ManoMano, la plateforme de bricolage qui démonte le Code du travail
ManoMano, une marketplace d’articles de bricolage, est souvent décrite comme une « pépite » ou une « licorne », mais bientôt, ce sera peut-être pour des accusations de travail caché qu’elle fera la une des journaux. Une quinzaine de personnes, et ce n’est potentiellement qu’un début, attaquent la plateforme, dans un premier temps devant les prud’hommes, pour demander la reconnaissance de leur contrat de travail. Leur colère est telle qu’ils envisagent ensuite d’engager des poursuites pénales.
Ces ouvriers sont des « manodvisors » : des experts en bricolage, recrutés sous statut d’indépendant, chargés de conseiller les clients, présents sur la place de marché via un canal de discussion (un chat), avec un seul objectif : pousser les ventes. « J’avais travaillé dix ans chez Castorama, j’étais également community manager pour une autre entreprise. SA l’époque, je me suis dit que ce métier me convenait parfaitement »» raconte Jean*, qui a travaillé six ans pour ManoMano.
40 heures de travail le week-end
Comme c’est souvent le cas avec les plateformes, au début tout se passe plutôt bien. « Je pouvais y passer cinq ou six heures par jour, le salaire était correct, et plus nous répondions, plus nous gagnions d’argent », confirme Alfred*. Jean ajoute : « Il y avait quelque chose d’addictif, on se disait : un chat de plus, ça pourrait être un gros panier. »
L’essentiel de la rémunération est en effet basé sur une commission : un pourcentage de ce qu’achète le client recommandé par le manodvisor. Luc* pouvait discuter jusqu’à 70 heures par semaine lorsqu’il a commencé : « Ils ont même organisé des challenges pour nous permettre de rester en ligne plus longtemps. Par exemple, si vous vous êtes connecté pendant au moins 40 heures les vendredis, samedis et dimanches, vous avez bénéficié de réductions sur la boutique. »
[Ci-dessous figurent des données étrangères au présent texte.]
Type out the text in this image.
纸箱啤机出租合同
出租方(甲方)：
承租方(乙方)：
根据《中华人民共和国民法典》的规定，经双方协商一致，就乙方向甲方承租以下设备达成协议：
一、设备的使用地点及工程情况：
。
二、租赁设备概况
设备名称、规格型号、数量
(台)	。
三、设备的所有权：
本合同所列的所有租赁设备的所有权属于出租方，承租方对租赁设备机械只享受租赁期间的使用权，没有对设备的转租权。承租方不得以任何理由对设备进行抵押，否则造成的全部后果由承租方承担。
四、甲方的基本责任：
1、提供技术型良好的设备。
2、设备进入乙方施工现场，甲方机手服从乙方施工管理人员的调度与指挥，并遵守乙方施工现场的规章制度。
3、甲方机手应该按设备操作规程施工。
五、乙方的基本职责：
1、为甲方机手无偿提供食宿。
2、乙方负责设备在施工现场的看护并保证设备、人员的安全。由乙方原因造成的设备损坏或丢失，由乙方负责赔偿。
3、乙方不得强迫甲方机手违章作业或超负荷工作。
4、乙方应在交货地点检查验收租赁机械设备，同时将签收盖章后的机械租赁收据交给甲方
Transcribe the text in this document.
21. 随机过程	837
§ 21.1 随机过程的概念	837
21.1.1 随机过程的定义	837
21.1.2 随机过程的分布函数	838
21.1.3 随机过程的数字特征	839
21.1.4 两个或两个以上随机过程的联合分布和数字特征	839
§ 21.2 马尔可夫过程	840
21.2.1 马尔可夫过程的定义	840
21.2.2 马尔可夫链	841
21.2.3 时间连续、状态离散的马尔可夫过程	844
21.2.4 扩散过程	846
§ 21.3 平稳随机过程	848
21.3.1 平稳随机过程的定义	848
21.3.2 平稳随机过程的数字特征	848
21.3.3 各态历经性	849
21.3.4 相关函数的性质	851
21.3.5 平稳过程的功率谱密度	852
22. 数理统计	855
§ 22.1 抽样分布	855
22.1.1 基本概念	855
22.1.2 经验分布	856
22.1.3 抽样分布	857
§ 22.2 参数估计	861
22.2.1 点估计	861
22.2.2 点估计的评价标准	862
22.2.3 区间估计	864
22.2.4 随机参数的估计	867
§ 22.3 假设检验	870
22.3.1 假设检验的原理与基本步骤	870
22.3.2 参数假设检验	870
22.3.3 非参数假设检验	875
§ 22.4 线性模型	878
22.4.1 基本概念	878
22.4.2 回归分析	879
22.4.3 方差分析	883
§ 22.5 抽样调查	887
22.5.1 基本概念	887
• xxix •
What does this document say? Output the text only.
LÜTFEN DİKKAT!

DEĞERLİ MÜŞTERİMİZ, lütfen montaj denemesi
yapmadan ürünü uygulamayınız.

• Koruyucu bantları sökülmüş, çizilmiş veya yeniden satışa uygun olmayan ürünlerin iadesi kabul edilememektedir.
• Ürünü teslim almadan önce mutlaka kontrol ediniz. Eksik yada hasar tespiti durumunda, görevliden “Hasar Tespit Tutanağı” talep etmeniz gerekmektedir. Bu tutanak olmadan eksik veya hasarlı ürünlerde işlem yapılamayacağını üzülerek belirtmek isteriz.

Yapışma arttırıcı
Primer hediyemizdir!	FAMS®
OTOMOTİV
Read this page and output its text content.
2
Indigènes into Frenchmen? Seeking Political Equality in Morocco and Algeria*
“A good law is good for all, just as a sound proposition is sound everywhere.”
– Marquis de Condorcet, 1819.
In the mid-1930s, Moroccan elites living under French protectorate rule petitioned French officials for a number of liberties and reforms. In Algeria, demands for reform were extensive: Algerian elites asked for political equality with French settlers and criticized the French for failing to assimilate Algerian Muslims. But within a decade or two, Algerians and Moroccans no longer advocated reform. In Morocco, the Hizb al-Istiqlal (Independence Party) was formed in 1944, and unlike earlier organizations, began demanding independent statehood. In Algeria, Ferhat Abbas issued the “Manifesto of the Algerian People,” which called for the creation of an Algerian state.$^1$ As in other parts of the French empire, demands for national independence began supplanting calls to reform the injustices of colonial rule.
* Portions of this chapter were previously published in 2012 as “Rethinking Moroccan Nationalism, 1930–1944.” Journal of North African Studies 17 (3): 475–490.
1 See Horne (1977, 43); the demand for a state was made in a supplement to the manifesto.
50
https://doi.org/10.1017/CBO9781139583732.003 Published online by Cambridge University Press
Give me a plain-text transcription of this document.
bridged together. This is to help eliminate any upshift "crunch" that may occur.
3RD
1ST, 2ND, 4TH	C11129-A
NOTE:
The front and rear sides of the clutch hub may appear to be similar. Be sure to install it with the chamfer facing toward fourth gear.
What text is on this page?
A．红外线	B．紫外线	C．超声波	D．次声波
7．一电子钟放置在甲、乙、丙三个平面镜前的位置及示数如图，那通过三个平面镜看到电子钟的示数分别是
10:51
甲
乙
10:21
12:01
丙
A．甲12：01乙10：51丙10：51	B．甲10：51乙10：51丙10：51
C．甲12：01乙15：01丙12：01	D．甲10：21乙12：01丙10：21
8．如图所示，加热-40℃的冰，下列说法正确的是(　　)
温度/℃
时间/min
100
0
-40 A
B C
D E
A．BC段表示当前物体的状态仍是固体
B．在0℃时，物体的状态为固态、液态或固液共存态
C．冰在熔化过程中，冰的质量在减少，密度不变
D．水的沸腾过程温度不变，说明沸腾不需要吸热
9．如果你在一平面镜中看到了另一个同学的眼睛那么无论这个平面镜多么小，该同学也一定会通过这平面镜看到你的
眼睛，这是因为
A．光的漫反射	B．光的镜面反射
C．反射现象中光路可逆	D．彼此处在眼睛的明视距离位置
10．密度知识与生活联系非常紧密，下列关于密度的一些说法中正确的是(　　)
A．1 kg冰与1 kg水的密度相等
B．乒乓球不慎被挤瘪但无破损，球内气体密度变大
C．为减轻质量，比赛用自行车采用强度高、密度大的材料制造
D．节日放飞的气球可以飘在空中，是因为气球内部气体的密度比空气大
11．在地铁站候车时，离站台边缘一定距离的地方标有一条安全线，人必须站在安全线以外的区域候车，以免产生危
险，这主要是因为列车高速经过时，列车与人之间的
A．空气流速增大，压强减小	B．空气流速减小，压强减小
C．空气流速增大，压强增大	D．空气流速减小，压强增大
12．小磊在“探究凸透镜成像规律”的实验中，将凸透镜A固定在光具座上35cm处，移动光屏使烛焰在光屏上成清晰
Chaque indépendant peut gérer jusqu’à 5 chats, donc autant de clients potentiels, en même temps. Pour ce faire, l’entreprise se montre plutôt exigeante en matière de recrutement. Une expérience chez un concurrent, comme Leroy Merlin, est un vrai plus. Il existe même des quiz techniques assez approfondis pour chacun des neuf grands domaines de vente (jardin, électricité, cuisine et salle de bain…).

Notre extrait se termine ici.